The ideals of helping others and leaving a legacy by actually doing something important (as opposed to leaving a legacy by coding flying penises in Sadville) are, sadly, the ideals of generations past. The same is true of honesty, integrity, and personal responsibility. Very few people my age (31) or younger care about these ideals.
However, if you'd like to return to those ideals, a good place to start would be to stop this "Web 2.0" crap. Simply put, disconnect. Actually leave the house and interact with the peoplearound you. Returning to active, friendly, and helpful communities would go a long way.
It makes me laugh that all these web 2.0 and open source guys tend to be very right-wing in their political views, often tending to the libertarian, and then they come out with these very left-wing ideas like they're amazing flashes of insight nobody else has ever thought of.

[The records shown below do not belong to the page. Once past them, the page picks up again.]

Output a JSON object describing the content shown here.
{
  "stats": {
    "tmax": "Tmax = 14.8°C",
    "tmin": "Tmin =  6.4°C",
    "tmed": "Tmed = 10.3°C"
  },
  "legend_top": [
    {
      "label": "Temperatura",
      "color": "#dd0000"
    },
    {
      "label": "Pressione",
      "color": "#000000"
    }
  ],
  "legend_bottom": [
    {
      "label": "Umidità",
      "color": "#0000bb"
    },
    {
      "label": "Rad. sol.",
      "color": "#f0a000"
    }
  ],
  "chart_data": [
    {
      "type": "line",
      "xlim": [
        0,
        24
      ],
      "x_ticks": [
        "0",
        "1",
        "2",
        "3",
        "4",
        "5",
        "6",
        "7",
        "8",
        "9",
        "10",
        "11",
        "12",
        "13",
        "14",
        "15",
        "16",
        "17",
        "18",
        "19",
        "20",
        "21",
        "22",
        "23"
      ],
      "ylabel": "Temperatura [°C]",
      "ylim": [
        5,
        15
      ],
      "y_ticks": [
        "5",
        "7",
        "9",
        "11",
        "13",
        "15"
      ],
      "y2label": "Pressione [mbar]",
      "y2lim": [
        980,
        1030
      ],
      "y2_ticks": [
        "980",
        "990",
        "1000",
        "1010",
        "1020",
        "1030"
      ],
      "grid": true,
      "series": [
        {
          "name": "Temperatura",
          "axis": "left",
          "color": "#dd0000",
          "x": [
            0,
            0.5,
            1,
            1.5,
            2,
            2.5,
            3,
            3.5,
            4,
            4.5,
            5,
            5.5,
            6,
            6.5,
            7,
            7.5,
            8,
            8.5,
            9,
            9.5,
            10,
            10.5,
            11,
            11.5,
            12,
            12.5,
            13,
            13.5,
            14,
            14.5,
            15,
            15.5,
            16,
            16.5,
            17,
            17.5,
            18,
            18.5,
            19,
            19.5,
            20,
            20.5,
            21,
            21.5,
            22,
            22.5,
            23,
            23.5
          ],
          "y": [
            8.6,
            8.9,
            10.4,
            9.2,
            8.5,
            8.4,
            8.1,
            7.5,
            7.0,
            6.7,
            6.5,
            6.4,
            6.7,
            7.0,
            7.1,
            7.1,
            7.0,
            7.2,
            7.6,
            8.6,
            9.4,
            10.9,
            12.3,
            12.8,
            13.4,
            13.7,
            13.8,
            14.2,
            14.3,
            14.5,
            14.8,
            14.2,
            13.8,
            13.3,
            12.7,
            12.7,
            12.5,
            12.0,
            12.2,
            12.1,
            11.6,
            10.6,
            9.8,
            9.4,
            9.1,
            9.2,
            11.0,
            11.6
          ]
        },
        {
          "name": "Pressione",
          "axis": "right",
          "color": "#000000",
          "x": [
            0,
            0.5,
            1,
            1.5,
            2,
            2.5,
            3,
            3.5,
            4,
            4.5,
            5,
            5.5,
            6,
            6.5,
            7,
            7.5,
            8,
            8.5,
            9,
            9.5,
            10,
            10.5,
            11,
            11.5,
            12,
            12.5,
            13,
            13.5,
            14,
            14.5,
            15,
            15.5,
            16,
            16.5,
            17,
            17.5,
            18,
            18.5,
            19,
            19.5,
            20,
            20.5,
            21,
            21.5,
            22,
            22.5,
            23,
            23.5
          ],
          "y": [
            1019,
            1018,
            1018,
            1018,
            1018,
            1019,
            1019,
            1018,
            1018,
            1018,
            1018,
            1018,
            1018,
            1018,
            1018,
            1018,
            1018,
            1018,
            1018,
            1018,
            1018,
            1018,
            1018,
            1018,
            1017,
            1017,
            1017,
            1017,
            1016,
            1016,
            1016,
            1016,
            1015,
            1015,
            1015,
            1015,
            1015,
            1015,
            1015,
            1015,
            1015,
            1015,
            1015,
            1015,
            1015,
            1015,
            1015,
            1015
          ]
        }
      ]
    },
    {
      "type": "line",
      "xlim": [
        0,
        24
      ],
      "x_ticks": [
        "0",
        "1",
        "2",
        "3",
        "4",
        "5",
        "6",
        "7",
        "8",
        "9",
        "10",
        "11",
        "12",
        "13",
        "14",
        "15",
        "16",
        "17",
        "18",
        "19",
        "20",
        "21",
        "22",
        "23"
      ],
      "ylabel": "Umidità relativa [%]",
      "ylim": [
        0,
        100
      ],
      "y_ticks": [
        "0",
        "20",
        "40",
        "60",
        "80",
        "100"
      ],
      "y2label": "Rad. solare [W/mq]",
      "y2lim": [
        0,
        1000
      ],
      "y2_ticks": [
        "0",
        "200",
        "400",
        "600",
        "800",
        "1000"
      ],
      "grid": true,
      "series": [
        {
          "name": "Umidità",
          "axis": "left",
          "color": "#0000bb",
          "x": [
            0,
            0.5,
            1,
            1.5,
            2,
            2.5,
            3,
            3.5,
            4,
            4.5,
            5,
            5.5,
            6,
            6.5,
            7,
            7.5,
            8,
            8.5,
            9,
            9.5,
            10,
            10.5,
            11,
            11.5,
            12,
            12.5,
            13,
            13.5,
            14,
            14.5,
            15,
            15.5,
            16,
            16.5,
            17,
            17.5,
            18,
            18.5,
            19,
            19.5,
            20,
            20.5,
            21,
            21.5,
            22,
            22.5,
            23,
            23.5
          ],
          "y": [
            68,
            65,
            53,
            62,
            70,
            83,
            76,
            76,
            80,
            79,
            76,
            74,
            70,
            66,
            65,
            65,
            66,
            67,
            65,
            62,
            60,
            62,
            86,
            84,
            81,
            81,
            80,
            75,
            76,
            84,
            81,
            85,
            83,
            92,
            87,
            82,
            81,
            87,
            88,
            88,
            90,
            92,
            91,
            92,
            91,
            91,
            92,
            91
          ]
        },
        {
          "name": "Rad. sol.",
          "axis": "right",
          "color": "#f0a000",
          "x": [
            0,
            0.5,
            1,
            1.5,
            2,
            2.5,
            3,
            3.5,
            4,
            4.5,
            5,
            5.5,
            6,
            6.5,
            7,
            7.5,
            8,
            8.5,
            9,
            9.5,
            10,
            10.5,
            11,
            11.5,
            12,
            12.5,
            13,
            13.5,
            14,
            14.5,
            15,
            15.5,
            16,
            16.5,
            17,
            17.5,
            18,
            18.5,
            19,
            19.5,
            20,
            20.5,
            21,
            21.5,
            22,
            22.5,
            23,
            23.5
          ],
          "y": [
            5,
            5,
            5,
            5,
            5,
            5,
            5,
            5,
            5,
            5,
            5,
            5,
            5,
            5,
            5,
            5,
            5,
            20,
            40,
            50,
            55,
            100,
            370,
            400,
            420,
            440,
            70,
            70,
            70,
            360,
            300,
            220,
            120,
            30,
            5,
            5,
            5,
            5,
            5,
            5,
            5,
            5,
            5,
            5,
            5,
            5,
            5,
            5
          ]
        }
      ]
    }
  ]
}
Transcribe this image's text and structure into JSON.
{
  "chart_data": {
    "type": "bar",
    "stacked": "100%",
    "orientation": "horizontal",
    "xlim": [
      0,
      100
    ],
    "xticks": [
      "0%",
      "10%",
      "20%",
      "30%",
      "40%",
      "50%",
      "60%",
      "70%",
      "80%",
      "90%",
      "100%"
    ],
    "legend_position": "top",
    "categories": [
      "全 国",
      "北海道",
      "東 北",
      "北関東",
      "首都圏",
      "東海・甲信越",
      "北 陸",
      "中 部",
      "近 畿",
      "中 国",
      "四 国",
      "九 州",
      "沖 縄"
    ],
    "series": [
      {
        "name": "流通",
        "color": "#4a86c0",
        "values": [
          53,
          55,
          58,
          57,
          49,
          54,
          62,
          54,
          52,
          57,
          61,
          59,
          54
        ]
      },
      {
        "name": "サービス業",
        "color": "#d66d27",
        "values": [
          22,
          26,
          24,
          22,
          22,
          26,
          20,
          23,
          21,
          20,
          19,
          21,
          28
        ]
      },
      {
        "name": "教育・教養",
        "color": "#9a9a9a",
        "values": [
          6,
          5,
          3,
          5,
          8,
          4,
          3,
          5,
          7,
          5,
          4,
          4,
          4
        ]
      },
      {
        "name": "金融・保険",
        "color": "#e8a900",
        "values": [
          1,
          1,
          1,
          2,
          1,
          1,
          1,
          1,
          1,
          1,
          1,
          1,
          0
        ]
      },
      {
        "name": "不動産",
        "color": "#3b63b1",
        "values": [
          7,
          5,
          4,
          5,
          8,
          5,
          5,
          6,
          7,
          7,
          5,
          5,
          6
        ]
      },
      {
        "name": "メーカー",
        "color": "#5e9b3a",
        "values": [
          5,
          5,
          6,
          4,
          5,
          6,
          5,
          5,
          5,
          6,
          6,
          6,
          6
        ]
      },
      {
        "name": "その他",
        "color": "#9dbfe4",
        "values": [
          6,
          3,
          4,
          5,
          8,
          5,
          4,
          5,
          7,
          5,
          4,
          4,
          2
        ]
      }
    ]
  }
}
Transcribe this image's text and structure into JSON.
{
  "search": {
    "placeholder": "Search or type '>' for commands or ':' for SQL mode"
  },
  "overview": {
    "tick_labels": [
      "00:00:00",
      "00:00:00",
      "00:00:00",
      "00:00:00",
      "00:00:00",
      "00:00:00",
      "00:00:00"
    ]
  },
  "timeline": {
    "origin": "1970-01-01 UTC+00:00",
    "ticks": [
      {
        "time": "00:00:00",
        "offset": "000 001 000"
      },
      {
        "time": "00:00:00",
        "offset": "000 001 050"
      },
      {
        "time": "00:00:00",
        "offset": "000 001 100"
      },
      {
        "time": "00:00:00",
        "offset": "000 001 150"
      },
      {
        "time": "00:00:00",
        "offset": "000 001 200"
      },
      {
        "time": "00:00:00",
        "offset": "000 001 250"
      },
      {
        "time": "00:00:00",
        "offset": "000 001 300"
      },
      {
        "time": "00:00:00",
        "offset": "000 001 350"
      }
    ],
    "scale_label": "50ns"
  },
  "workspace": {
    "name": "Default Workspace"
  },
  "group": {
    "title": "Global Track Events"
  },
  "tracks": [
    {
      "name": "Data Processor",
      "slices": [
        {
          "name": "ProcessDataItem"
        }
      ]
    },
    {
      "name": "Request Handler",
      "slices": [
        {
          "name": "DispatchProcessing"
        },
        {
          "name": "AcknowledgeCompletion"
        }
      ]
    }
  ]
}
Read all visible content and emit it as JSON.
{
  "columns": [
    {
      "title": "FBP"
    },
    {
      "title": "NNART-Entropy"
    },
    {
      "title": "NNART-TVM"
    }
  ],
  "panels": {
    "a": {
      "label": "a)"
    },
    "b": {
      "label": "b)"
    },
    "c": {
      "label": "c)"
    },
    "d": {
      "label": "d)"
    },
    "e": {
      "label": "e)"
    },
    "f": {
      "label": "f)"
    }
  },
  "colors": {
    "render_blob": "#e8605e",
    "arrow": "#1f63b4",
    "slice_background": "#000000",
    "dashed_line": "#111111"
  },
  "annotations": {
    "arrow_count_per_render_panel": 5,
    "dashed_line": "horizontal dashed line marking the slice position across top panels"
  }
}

Since programmers need to eat to, they generally do their programming for somebody with the money to pay them. One of your countrymen, Adam Smith by name, worked out how letting people alone to do that was a good way to increase productivity that would eventually benefit everyone.
Since eventually is a long time, effective forms of charity that help people get started, or things like disaster relief, are appealing enough that they can usually find donors. The chronic poverty that comes from too many people on not enough land, though, is another matter.
Human society has never responded positively to a programatic approach - it was the fundamental flaw with marxism and other highly ordered societies. The underlying trend has always been the chaos/order cycle - and the high levels of order required by a programmed approach cannot hold - indeed it is probable that the increasing the effectiveness of the programme increases the trend to chaos.
Someone should send this guy a copy of The Second Coming
Remember the OLPC project where they shipped out laptops to kids in Africa? They could have e-mail and internet (so they could look at stuff like BMW's and Louis Vuitton luggage). These boxes cost $100, and Intel pulled the plug as there's no profit. You could do a linux desktop box for £150, but that's no good to them if (as Bill Gates said) they don't have any food. I've always thought Internet to poor folk projects were always a bit of a piss take. I don't think Sainscoda (and their corporate partners) deliver to Ethiopia. Skull and crossbones for obvious reasons.